Many low-income people have difficulty decoding the meaning behind numbers and words when they’re presented as text on a screen.
It’s no wonder that in India, for example, only 2 percent of those with primary education or less have used their mobile phones to access their bank accounts. According to research conducted this year with CGAP, a large fraction of the population — almost 1 billion adults worldwide — cannot read numbers larger than 10 when displayed in Indo-Arabic notation in their own currencies. The research provided compelling evidence from two national surveys conducted on a random basis.
A Digital Wallet for Oral Users: Design Principles and Considerations
Led by Brett Matthews, the founder of My Oral Village, a team from MicroSave Consulting (MSC) developed a concept-level, mobile digital wallet for oral users in 2017. This design featured a cash keyboard where oral users could input the amount using images of currency notes, an address book that oral users could update by themselves through photographs, and oral icons to support navigation through key transactions, such as sending and requesting money.
The principles of oral information management (OIM) must, therefore, govern sound interface designs. These principles include two significant factors for the adaptation of mobile wallets, mobile banking and other fintech applications.
- OIM designs build cognitive bridges that support the easy acquisition of vital numeracy and literacy skills. For example, customers need the ability to read multi-digit numbers, navigate through a transaction, or use a personal transaction history.
- OIM designs should not cause embarrassment to literate users, such as through iconography that reduces the seriousness and sensitivity associated with money, essential for building trust in the consumers.
Mnemonics Hold Promise
A key aspect of OIM is the introduction of mnemonics at critical points where the oral person might face maximum hindrance and discouragement. The ubiquitous passwords and PINs required for logging-in is one such example. Since the lives of oral people are rarely informed by interaction with digits, they have problems remembering multi-digit strings.

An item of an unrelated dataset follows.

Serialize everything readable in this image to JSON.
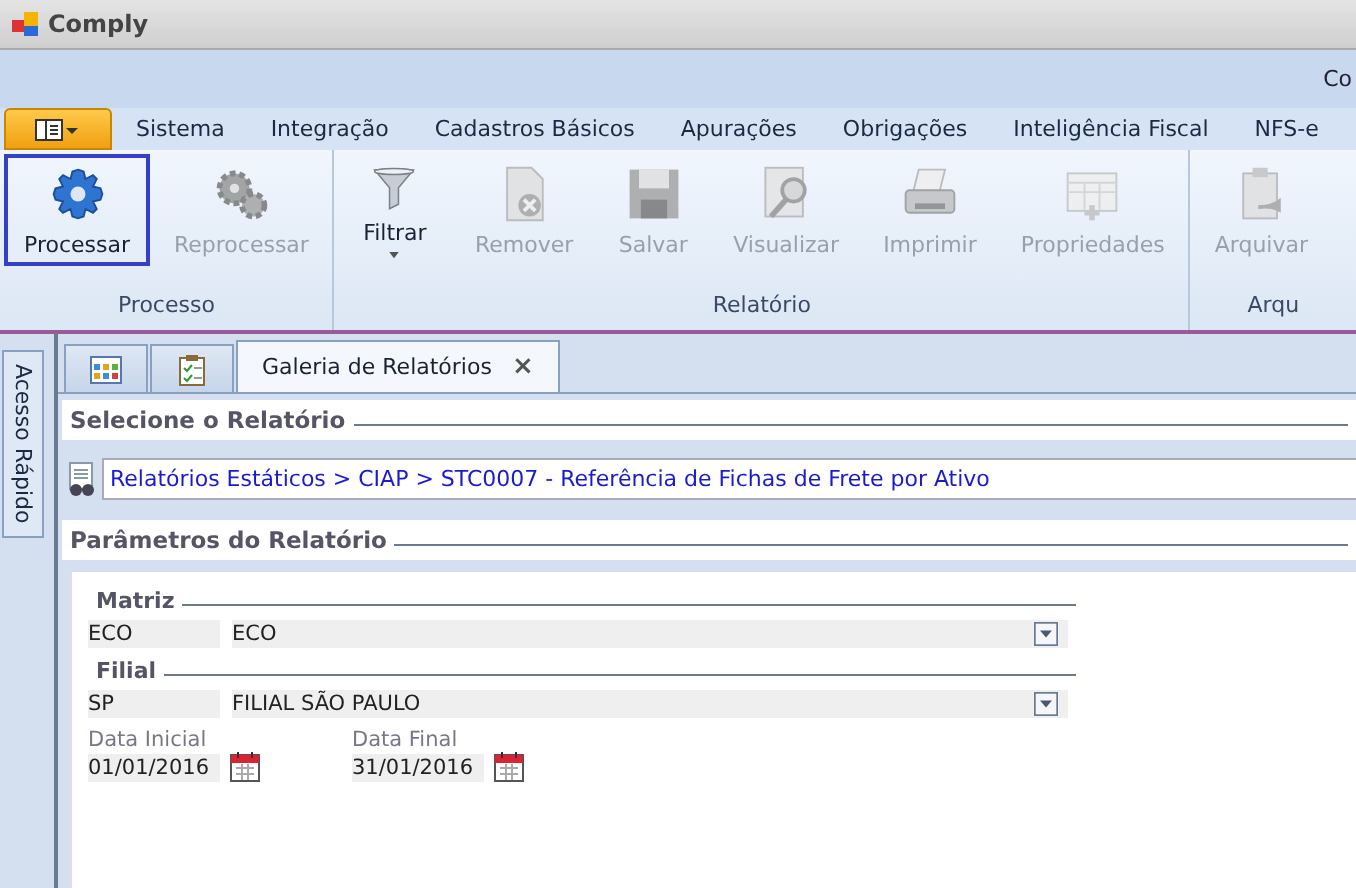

However, mnemonics tailored for oral people provide a key. Mnemonics forge associations with life events, situations, objects, and actions. These mnemonics are drawn from the lives of oral people themselves. The digit 7, thus, might be imagined as an axe, which resonates with many rural communities (see figure to the right). Such mnemonics can be transposed with the numerals in the keypad of mobile wallets/fintech applications such that oral users develop a familiarity with numerals over a period of time.
Each such digit can be accompanied by a variety of mnemonics — a library of icons from which different digital payments users can choose depending on their relevance and context. Mnemonics are an essential component of the cognitive scaffolding that oral users require to inhabit the world of DFS comfortably.
Navigation Considerations
Another essential component of this scaffolding is the navigation flow in the user interface, which must be intuitive—or easily guessed—by an oral person. Industry selection of graphics and icons rarely considers the needs of unschooled users. Earlier research has shown that the oral population struggles to understand these icons. In this round of field research, we tested simple emoticons, such as happy, neutral, and sad faces, and found that users often guess these incorrectly as well. Empirically grounded oral iconography that is built around the idioms used by such people is the bulwark of sound OIM design. Through our past field tests, we have been able to arrive at icons for essential features, such as “send” and “receive.”

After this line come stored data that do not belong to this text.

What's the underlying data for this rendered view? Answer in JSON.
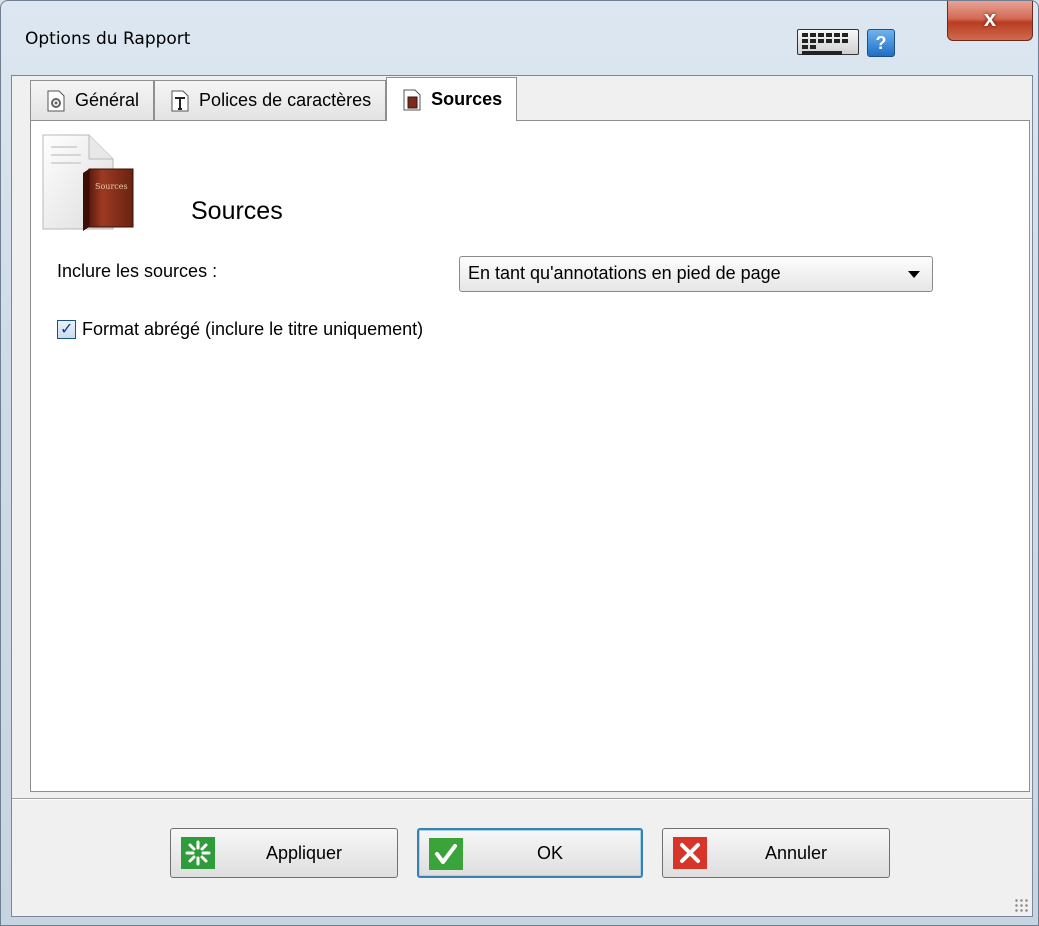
{
  "window": {
    "title": "Options du Rapport",
    "close_label": "x",
    "help_label": "?"
  },
  "tabs": [
    {
      "label": "Général",
      "icon": "gear-page-icon",
      "active": false
    },
    {
      "label": "Polices de caractères",
      "icon": "font-page-icon",
      "active": false
    },
    {
      "label": "Sources",
      "icon": "book-page-icon",
      "active": true
    }
  ],
  "panel": {
    "title": "Sources",
    "icon": "sources-book-icon",
    "book_text": "Sources",
    "include_label": "Inclure les sources :",
    "include_value": "En tant qu'annotations en pied de page",
    "abbrev_label": "Format abrégé (inclure le titre uniquement)",
    "abbrev_checked": true
  },
  "buttons": {
    "apply": "Appliquer",
    "ok": "OK",
    "cancel": "Annuler"
  },
  "colors": {
    "apply_icon": "#2e9c3a",
    "ok_icon": "#3aa33a",
    "cancel_icon": "#d8352a",
    "close_button": "#c9513a"
  }
}
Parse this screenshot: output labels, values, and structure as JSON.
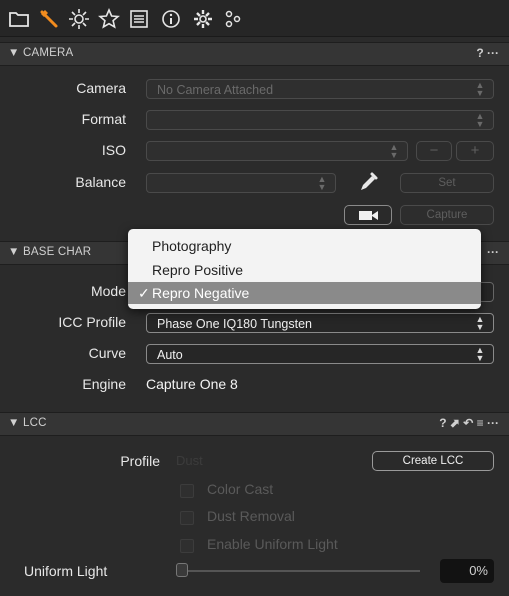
{
  "tabs": [
    "folder-icon",
    "adjust-tool-icon",
    "exposure-icon",
    "star-icon",
    "list-icon",
    "info-icon",
    "settings-icon",
    "sliders-icon"
  ],
  "camera": {
    "title": "▼ CAMERA",
    "tools": "? ···",
    "camera_label": "Camera",
    "camera_value": "No Camera Attached",
    "format_label": "Format",
    "iso_label": "ISO",
    "balance_label": "Balance",
    "minus": "−",
    "plus": "+",
    "set_button": "Set",
    "capture_button": "Capture"
  },
  "base": {
    "title": "▼ BASE CHAR",
    "tools": "···",
    "mode_label": "Mode",
    "mode_options": [
      "Photography",
      "Repro Positive",
      "Repro Negative"
    ],
    "mode_selected": "Repro Negative",
    "check": "✓",
    "icc_label": "ICC Profile",
    "icc_value": "Phase One IQ180 Tungsten",
    "curve_label": "Curve",
    "curve_value": "Auto",
    "engine_label": "Engine",
    "engine_value": "Capture One 8"
  },
  "lcc": {
    "title": "▼ LCC",
    "tools": "? ⬈ ↶ ≡ ···",
    "profile_label": "Profile",
    "profile_value": "Dust",
    "create_button": "Create LCC",
    "color_cast": "Color Cast",
    "dust_removal": "Dust Removal",
    "enable_uniform_light": "Enable Uniform Light",
    "uniform_light_label": "Uniform Light",
    "uniform_light_value": "0%",
    "uniform_light_level": 0
  }
}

Time and Date for Oral Users
Those without numeracy use oral, event-based measures of time rather than the modern calendars and clocks found in existing digital applications. For example, “07/12/2018” may fail to convey the intended meaning to oral users.

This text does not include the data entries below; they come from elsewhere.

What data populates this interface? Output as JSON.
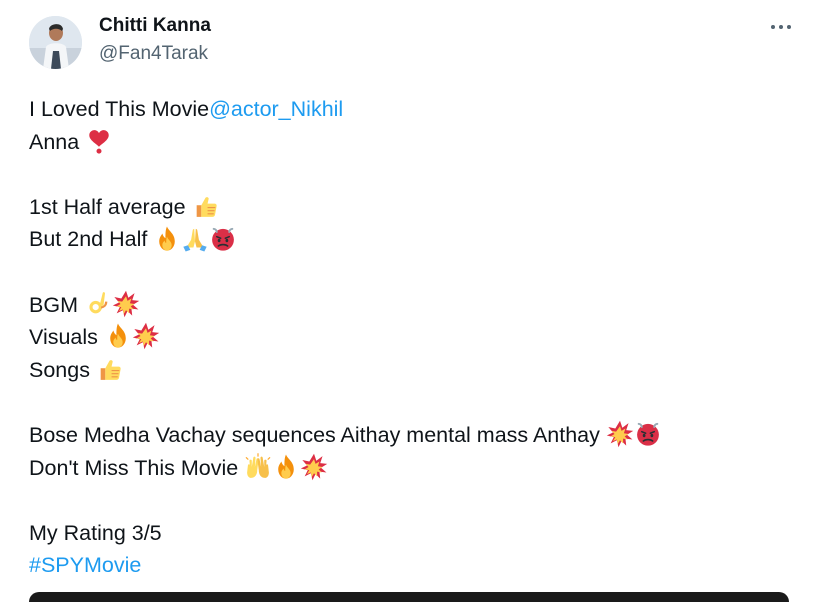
{
  "author": {
    "display_name": "Chitti Kanna",
    "handle": "@Fan4Tarak"
  },
  "menu": {
    "icon": "more-horizontal-icon"
  },
  "tweet": {
    "line1_text": "I Loved This Movie ",
    "line1_mention": "@actor_Nikhil",
    "line2_text": "Anna",
    "line3_text": "1st Half average",
    "line4_text": "But 2nd Half",
    "line5_text": "BGM",
    "line6_text": "Visuals",
    "line7_text": "Songs",
    "line8_text": "Bose Medha Vachay sequences Aithay mental mass Anthay",
    "line9_text": "Don't Miss This Movie",
    "line10_text": "My Rating 3/5",
    "hashtag": "#SPYMovie",
    "emoji": {
      "line2": [
        "heart-exclamation-icon"
      ],
      "line3": [
        "thumbs-up-icon"
      ],
      "line4": [
        "fire-icon",
        "folded-hands-icon",
        "angry-face-icon"
      ],
      "line5": [
        "ok-hand-icon",
        "collision-icon"
      ],
      "line6": [
        "fire-icon",
        "collision-icon"
      ],
      "line7": [
        "thumbs-up-icon"
      ],
      "line8": [
        "collision-icon",
        "angry-face-icon"
      ],
      "line9": [
        "raising-hands-icon",
        "fire-icon",
        "collision-icon"
      ]
    }
  },
  "colors": {
    "text": "#0f1419",
    "secondary": "#536471",
    "link": "#1d9bf0"
  }
}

Oral people track time through days, seasons, life cycle events, and festivities. Their conceptions of time should, therefore, integrate into the user interface, with ready access to modern analogs. Hours, days, months, and years all pose unique challenges. For example, can a picture of a moon depict a month? Oral users think practically and may ask, “Does a full moon represent a month or only its full phase?” Events like account opening, or a user’s actual transactions, offer a more practical foundation for an OIM solution. This proves useful while designing the transaction history page—an important enabler for building trust in the digital world.